By the time I had gotten to the funeral, they were already carrying out the casket to go to the burial. I could have easily gotten out of the car and followed everyone to the burial but now I had an excuse. I could tell my parents that by the time I gotten there, they were already leaving and I didn't know what cemetery they were going to. It wasn't the best lie, but my parents wouldn't pry too much considering they had been walking on egg shells around me lately.

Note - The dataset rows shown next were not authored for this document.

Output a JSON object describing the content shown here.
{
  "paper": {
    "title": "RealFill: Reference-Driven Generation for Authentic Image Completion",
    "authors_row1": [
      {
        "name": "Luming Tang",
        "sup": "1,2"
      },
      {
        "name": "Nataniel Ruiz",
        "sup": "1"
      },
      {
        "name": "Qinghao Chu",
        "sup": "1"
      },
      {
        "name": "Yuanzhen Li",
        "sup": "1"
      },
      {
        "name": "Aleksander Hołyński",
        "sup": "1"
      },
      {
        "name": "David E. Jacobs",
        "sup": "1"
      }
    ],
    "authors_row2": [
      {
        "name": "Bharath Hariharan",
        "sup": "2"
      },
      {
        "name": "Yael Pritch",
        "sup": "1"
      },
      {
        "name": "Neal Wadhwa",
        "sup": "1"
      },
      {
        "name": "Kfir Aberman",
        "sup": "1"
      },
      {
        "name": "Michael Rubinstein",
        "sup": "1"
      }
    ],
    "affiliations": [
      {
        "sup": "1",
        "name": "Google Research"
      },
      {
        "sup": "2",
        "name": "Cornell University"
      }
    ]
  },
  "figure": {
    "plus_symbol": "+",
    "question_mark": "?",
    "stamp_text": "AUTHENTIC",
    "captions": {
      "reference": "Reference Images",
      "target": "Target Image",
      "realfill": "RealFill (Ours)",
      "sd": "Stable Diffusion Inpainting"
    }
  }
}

As I sat at the red light, I had a choice. I could turn left onto Main Street and pull into the church parking lot, or I could keep going straight towards Dean's Creek. My conscience pulled me left but my choice no longer existed. I was in the wrong lane and the red light had changed to green so I was forced to go straight.

I looked over at the church and saw them all standing there in the parking lot. There were at least twenty people from school crying their eyes out and I was positive that half of them didn't even know her. It was amazing to me how some people would do anything they could to turn the attention back to themselves. Instead of having people focus on the reason why they attended the funeral in the first place, they would cry their eyes out so other people would spend their time comforting them instead.

I took my foot off the brake and stepped forward on the gas.

I parked the car on the street before getting out and being blinded by the unusually hot April sun. I slammed the door hard and walked around the winding creek all the way to the front. I realized that anyone that might see me would think I was absolutely insane. I was in a black dress and black heels wandering around in an old abandoned creek. With the next step I took, my right heel sunk into the dirt. My body lost balance and I fell down hard to the ground before starting to roll down the steep hill towards the water quickly.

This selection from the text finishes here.